Natural disasters like Sandy, the hurricane that struck the east coast of the United States, Haiti, Jamaica, Cuba and other nations of the Carribean provoke the question: Where is God in all of this? “It’s a wake-up call,” a woman ahead of me at the polling booth on election day said.
Jesus said the same thing when he spoke of a falling tower that killed 18 people in Siloam. (Luke 13,4-5) Natural disasters are part of the “signs of the times” that call us to repent.

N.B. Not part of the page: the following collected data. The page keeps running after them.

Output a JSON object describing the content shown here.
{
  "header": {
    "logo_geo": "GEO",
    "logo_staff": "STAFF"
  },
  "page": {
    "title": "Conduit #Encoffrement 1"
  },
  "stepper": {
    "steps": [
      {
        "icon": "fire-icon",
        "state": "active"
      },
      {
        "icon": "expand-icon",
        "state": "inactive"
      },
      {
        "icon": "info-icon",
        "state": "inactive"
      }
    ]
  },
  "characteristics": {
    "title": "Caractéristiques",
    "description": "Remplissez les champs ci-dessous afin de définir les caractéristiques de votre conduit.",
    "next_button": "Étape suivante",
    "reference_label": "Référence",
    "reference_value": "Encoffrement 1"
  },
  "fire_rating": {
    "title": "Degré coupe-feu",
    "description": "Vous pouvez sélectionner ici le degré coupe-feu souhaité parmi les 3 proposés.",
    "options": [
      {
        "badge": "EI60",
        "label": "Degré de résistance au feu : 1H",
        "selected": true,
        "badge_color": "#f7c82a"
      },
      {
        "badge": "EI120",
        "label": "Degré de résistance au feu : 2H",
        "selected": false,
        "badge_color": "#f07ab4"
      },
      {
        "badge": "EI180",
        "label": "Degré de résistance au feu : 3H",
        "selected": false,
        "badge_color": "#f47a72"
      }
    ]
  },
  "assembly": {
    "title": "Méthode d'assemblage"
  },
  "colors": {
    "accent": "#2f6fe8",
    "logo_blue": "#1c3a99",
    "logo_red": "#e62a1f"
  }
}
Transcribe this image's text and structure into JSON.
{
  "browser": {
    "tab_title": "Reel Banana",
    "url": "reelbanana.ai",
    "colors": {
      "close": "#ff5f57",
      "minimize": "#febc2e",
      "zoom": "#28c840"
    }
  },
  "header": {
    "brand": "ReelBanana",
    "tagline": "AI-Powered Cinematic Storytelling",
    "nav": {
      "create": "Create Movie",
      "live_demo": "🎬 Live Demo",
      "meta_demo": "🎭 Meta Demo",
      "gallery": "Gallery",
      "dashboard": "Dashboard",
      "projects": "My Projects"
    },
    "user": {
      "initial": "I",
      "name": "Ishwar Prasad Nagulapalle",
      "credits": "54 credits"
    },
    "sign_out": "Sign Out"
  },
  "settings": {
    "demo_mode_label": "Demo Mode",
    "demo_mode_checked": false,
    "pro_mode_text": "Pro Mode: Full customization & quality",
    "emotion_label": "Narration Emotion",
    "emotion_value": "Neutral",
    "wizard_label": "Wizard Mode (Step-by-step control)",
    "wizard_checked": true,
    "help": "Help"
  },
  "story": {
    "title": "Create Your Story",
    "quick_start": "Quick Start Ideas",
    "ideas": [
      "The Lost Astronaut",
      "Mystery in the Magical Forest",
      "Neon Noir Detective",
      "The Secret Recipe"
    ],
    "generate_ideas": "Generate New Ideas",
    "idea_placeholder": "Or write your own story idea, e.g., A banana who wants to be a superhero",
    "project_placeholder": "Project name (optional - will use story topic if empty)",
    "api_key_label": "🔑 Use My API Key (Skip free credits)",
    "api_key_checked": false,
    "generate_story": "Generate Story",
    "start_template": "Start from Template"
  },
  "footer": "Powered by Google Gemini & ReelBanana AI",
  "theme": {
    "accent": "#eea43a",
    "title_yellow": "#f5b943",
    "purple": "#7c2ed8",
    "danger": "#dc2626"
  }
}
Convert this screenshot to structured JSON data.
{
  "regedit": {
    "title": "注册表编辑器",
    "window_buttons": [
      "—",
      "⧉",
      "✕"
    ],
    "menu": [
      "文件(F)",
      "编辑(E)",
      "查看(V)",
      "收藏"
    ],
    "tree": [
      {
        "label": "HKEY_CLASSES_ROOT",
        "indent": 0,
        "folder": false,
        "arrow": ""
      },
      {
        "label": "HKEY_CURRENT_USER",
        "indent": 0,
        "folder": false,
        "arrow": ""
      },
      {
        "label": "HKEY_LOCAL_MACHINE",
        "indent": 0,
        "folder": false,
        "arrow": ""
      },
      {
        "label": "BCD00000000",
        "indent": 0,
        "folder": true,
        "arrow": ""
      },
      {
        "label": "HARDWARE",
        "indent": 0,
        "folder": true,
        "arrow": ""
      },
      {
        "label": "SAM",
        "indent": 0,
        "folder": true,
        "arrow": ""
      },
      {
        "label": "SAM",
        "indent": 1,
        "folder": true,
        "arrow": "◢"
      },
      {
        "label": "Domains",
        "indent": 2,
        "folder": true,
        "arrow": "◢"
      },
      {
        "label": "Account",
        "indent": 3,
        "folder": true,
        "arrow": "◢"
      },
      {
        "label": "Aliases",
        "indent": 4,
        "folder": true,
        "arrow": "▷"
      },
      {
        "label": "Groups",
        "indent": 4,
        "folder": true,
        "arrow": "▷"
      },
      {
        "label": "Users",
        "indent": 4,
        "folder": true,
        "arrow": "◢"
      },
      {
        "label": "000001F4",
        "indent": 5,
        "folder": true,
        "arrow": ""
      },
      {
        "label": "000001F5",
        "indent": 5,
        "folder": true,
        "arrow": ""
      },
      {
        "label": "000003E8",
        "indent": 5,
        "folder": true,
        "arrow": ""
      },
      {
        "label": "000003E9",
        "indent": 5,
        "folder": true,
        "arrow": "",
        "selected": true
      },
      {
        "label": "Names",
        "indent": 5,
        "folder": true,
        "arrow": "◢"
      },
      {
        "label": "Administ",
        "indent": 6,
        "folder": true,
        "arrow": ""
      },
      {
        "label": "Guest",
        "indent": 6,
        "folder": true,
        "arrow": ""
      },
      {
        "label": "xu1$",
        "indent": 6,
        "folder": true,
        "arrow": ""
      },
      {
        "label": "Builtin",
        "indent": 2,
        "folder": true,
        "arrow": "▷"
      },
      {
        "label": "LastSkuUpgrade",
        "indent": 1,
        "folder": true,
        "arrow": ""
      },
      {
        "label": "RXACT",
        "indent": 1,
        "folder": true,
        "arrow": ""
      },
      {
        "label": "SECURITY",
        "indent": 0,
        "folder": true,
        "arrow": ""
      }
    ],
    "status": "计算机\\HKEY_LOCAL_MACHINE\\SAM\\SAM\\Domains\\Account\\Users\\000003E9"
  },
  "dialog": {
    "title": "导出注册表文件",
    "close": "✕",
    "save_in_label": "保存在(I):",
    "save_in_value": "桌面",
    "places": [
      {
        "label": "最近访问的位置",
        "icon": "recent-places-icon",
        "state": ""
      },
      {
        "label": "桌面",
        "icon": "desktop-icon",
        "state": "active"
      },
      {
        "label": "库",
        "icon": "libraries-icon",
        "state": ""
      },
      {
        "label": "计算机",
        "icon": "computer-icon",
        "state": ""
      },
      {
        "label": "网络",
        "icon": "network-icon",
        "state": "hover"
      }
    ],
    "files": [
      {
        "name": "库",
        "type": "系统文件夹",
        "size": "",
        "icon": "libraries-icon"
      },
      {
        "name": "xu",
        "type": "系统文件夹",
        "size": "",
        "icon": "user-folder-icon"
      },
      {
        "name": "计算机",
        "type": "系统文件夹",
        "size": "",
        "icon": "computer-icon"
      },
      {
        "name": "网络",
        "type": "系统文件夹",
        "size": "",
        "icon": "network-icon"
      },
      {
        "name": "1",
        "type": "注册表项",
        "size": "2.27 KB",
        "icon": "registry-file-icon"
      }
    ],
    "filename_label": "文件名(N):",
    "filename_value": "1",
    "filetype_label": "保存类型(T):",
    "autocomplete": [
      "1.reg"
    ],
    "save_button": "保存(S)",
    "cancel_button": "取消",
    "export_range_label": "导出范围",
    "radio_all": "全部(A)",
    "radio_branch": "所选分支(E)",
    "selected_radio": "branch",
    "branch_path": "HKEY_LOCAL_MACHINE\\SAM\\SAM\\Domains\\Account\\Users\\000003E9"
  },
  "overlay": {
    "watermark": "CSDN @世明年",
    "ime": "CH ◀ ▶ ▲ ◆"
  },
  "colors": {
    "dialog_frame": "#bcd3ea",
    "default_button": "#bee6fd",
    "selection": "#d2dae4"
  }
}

They keep us real about life. The storm surge from Hurricane Sandy came in from the ocean and hit my sister’s house in Lake Como, NJ, around 9:30 PM, Monday evening, October 29th, 2012. Power had gone off around 5PM. I heard what I thought was a clap of thunder, but actually it was part of the foundation of the house under the bedroom where I was sleeping falling down before the surge of water. Looking out the back window I could see waves of waters breaking against the house and I could hear driving winds shaking the trees.
In the front of the house facing the street I could see the surge of water breaking over my sister’s car parked in the driveway. The waters came up to the first step on the porch of her house and then stopped. In the dark I couldn’t see anything beyond what was lit by a small flashlight.
The next day the waters subsided and you could see fish from Lake Como jumping in the streams of water on the street. Outside my bedroom window I saw a heron diving for fish in the waters in our backyard.
Most of the people on 21st Street stayed through the storm; a number of them had generators. They were out on the streets the next day cleaning up and assessing the damage which along the Jersey Shore must be in the millions of dollars. They were thankful to be alive. My sister abandoned the house.
There was kindness that day. Dave from down the street came with two cups of coffee. Richie from across the street pushed my sister’s car from the watery driveway to a higher part of the street. Bill and Joe tried to get her car started but to no avail. Susan and Bob came to drive her to a friend’s house and me to the rectory.
There were offers of food, shelter, showers. Cell phones were charged, water was provided. So much was lost, but it also brought a sense of reality: “Naked I came into this world, and naked I shall return.”
Also, I could hear a favorite saying of my mother: “We got this far.”